During the collaborative, our PA/NPs took their annual satisfaction survey. We hoped the results would help us to measure the initiative's impact.

The Sites Report Back

The seven site teams reconvened in January 2016 at the Medical Director Meeting to formally close the collaborative and share their learnings.

The most effective practices varied by site. Many teams had begun including the PA and NP leadership in meetings and key decisions. Having greater input into practice matters raised PA and NP morale and satisfaction.

Teams also appreciated changes to the front-end ED process. Working in this environment can be demanding and fast-paced and can quickly lead to fatigue and burnout. To prevent this, clinicians rotated in and out of the frontend every few hours, allowing them to practice in a wider range of settings (fast track, main ED). The latter in particular gives our PAs and NPs the opportunity to grow professionally through working alongside physicians on more complex cases.

All seven sites reported significant improvements in working relationships.

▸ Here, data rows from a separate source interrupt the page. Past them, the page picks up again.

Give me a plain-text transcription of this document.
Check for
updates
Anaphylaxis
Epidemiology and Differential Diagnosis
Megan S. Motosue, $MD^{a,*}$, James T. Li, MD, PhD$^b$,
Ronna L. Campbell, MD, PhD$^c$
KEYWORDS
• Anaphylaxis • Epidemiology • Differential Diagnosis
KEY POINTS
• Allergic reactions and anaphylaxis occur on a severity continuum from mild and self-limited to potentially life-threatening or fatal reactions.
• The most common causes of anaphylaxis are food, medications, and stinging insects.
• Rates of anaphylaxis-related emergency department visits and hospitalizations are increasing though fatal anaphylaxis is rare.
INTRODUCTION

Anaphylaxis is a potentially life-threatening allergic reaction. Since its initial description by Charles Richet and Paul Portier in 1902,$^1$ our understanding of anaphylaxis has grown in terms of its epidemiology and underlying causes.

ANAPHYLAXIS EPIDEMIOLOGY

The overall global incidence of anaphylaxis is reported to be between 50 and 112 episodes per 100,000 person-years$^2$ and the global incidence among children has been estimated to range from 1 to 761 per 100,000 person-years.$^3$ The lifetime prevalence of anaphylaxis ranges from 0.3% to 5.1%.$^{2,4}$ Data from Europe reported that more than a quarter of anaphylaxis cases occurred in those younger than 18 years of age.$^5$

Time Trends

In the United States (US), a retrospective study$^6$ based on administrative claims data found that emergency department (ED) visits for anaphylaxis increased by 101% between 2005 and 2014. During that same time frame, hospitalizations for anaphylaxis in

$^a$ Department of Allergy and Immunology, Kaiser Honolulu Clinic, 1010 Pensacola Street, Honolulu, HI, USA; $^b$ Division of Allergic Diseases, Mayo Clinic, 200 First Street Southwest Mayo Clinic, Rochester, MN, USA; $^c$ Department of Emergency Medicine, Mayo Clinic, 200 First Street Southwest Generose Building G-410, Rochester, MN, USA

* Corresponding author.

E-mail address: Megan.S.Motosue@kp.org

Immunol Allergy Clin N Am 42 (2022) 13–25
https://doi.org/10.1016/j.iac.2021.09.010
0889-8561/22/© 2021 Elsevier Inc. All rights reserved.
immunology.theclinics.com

Once medical leaders raised their expectations and provided individual feedback to physicians, teamwork improved dramatically.

Some of the biggest positive changes were unintended. "Teams said the collaborative experience opened up the dialog among team members about how to improve the practice," says Cyndy Flores, Director, PA/NP Strategy and Innovation and collaborative faculty member. "At many of the collaborative sites, this was the first time they really sat down as a group to work on it."

At the end of the collaborative, several of the medical directors and site lead PA/NPs said the department had experienced a cultural shift. "They implemented many best practices, but the greatest impact came from understanding that they were most effective — and most satisfied — when working as one team," says Aimee Nalle, Senior Human Resources Manager and collaborative faculty member.

PAs, NPs, and physicians were all very pleased with the experience. Several commented that they wished the collaborative could have happened earlier. They also noted that the changes implemented weren't particularly demanding. Simple awareness and intention made a big impact on everyone's satisfaction.

About Those Survey Results

Collaborative participants' subjective reports of increased satisfaction were backed up by the results of our annual survey:
  • Five of seven sites saw improvements in "sense of belonging." Some gains were quite marked, with scores rising by as much as 0.67 points on a 5-point scale.
  • All but one site exceeded the 4-point benchmark for "sense of belonging." (The other was very close at 3.94).

We the faculty thought those results were pretty impressive, especially considering that the survey fell relatively early in the collaborative. We'll need to watch trends over a number of years before we draw any strong conclusions. We're also curious to see how well the teams sustain these gains.

The Leaders React

The teams' achievements within the collaborative exceeded our expectations as faculty members. We were impressed, proud and even a little moved. We felt that the experience had made a difference. While we'd given the teams a blueprint and tools for change, they'd gone a step further by transforming their culture and relationships.

Perhaps more than any other collaborative we've undertaken at Vituity, this one required courage. "The focus was highly personal," Flores says. "No one wants to be told they're being disrespectful or marginalizing their colleagues. The work these teams undertook required insight, dialog, humility, and honesty. We are impressed at their commitment in rising to this challenge."

We asked the participants whether there should be a second PA and NP satisfaction collaborative, and the answer was a resounding YES. Plans for the program are currently in the works.

We hope that over time, the collaboratives will provide us with intelligence that informs our recruiting and retention efforts. We'll also be studying how improved PA and NP satisfaction translates into other benefits for our group and client hospitals. Most of all, we hope to create a top-notch PA and NP practice that attracts and retains the best and brightest to our organization.